Despite the occasional clunkiness of the script, and a pacing so desultory even the characters’ eyes seem to occasionally glaze over, Murdoch coaxes some genuine sparkle and chemistry out of his three leads – Alexander’s performance in particular threatens to arrive at moments of genuinely engaging pathos and humour, and Browning’s Eve glints magnetically with the promise of greater depths: there’s a scene in a bathtub (no, not that kind of scene) which is beautifully pitched and resonant and speaks to all the places this film could have gone but doesn’t.

Tellingly, the city of Glasgow reverberates with as much if not more vivacity than the characters it is peopled with here; the evident thought that has gone into the screenplay and subsequent cinematography in this regard being one of the saving graces of the film. Historically, popular musicals – from Oklahoma through Bye Bye Birdie, Show Boat, and West Side Story – have always invested locality with considerable meaning and presence, and Murdoch’s film is no exception. Cinematographer Giles Nuttgens is as equally in love with the charismatic face of Glasgow as he is Browning’s, affording an effective translation of the hard wet summer skies of the city into a series of sporadically evocative tableaux, against which the pointedly off-beat indie-chic of the protagonists’ attire sheds much of its contrivance, or at least our registering of it. Here as elsewhere, God Help The Girl strains for a quality of highly-stylised artistry which would have transformed the film had they really committed to it; but again, there is a greediness to the film which results in attenuation. God Help The Girl simultaneously strives for abstraction whilst insisting it drinks at the kitchen sink, leaving us somewhere between a puddle and a rainbow.

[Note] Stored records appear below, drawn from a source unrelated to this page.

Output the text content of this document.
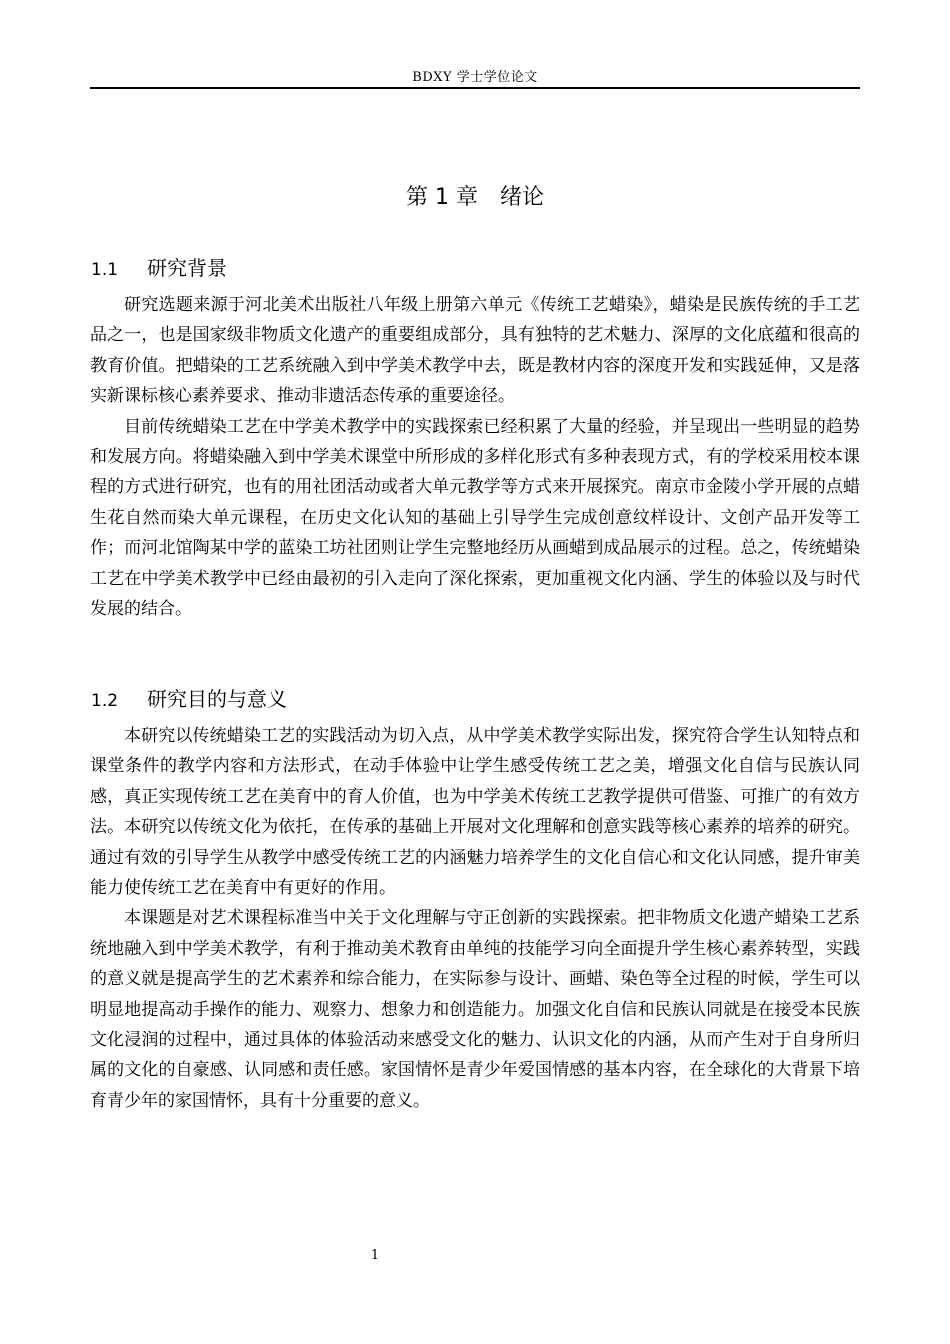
BDXY 学士学位论文
第 1 章　绪论
1.1 研究背景

研究选题来源于河北美术出版社八年级上册第六单元《传统工艺蜡染》，蜡染是民族传统的手工艺品之一，也是国家级非物质文化遗产的重要组成部分，具有独特的艺术魅力、深厚的文化底蕴和很高的教育价值。把蜡染的工艺系统融入到中学美术教学中去，既是教材内容的深度开发和实践延伸，又是落实新课标核心素养要求、推动非遗活态传承的重要途径。

目前传统蜡染工艺在中学美术教学中的实践探索已经积累了大量的经验，并呈现出一些明显的趋势和发展方向。将蜡染融入到中学美术课堂中所形成的多样化形式有多种表现方式，有的学校采用校本课程的方式进行研究，也有的用社团活动或者大单元教学等方式来开展探究。南京市金陵小学开展的点蜡生花自然而染大单元课程，在历史文化认知的基础上引导学生完成创意纹样设计、文创产品开发等工作；而河北馆陶某中学的蓝染工坊社团则让学生完整地经历从画蜡到成品展示的过程。总之，传统蜡染工艺在中学美术教学中已经由最初的引入走向了深化探索，更加重视文化内涵、学生的体验以及与时代发展的结合。

1.2 研究目的与意义

本研究以传统蜡染工艺的实践活动为切入点，从中学美术教学实际出发，探究符合学生认知特点和课堂条件的教学内容和方法形式，在动手体验中让学生感受传统工艺之美，增强文化自信与民族认同感，真正实现传统工艺在美育中的育人价值，也为中学美术传统工艺教学提供可借鉴、可推广的有效方法。本研究以传统文化为依托，在传承的基础上开展对文化理解和创意实践等核心素养的培养的研究。通过有效的引导学生从教学中感受传统工艺的内涵魅力培养学生的文化自信心和文化认同感，提升审美能力使传统工艺在美育中有更好的作用。

本课题是对艺术课程标准当中关于文化理解与守正创新的实践探索。把非物质文化遗产蜡染工艺系统地融入到中学美术教学，有利于推动美术教育由单纯的技能学习向全面提升学生核心素养转型，实践的意义就是提高学生的艺术素养和综合能力，在实际参与设计、画蜡、染色等全过程的时候，学生可以明显地提高动手操作的能力、观察力、想象力和创造能力。加强文化自信和民族认同就是在接受本民族文化浸润的过程中，通过具体的体验活动来感受文化的魅力、认识文化的内涵，从而产生对于自身所归属的文化的自豪感、认同感和责任感。家国情怀是青少年爱国情感的基本内容，在全球化的大背景下培育青少年的家国情怀，具有十分重要的意义。

1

That said, the musical sequences do afford many treacly satisfying moments; ‘I’ll Have to Dance with Cassie’, in which Eve toyingly settles for a turn around the hall with her girlfriend in the absence of “a lover with the candour of a friend” is a set-piece which suddenly – and pleasingly – brings Once More With Feeling – the unfalteringly brilliant all-musical episode of Buffy to mind; but it’s a comparison which flags up just how sharp and deftly-handled Whedon’s 45 minute musical excursion is, when compared to Murdoch’s nearly-two-hour long, frustratingly insubstantial offering. God Help The Girl shows its hand with musical scenes which hover persistently at a point of potency, mining the poetic qualities of suburban swimming pools and rehearsal studios as backdrops for melodic articulations of conviction and self-distrust: but, frustratingly, despite flourishes of grabbing the reins, it lets them go slack time and again.

The Buffy comparison is, perhaps, unfair, but it is one that nonetheless hints at the problem here. God Help The Girl doesn’t really know what it is, which is not always a bad thing, but becomes one when it chases so many ideas down without catching up with any of them. Despite its flirting with the darker corners of the story it wants to tell, God Help The Girl’s dalliance with them ultimately feels tokenistic and shoehorned in; depression and extreme body dysmorphia diluted down into a plot device which didn’t really need to be there in the first place, countered with self-conscious ruminations on whimsy and cliché which ultimately lead to hollowness. There’s a lot of promise in God Help The Girl, and an inkling that in a different vehicle that promise would – and perhaps will – be fulfilled; in the end, there’s just about enough here to keep me on the lookout.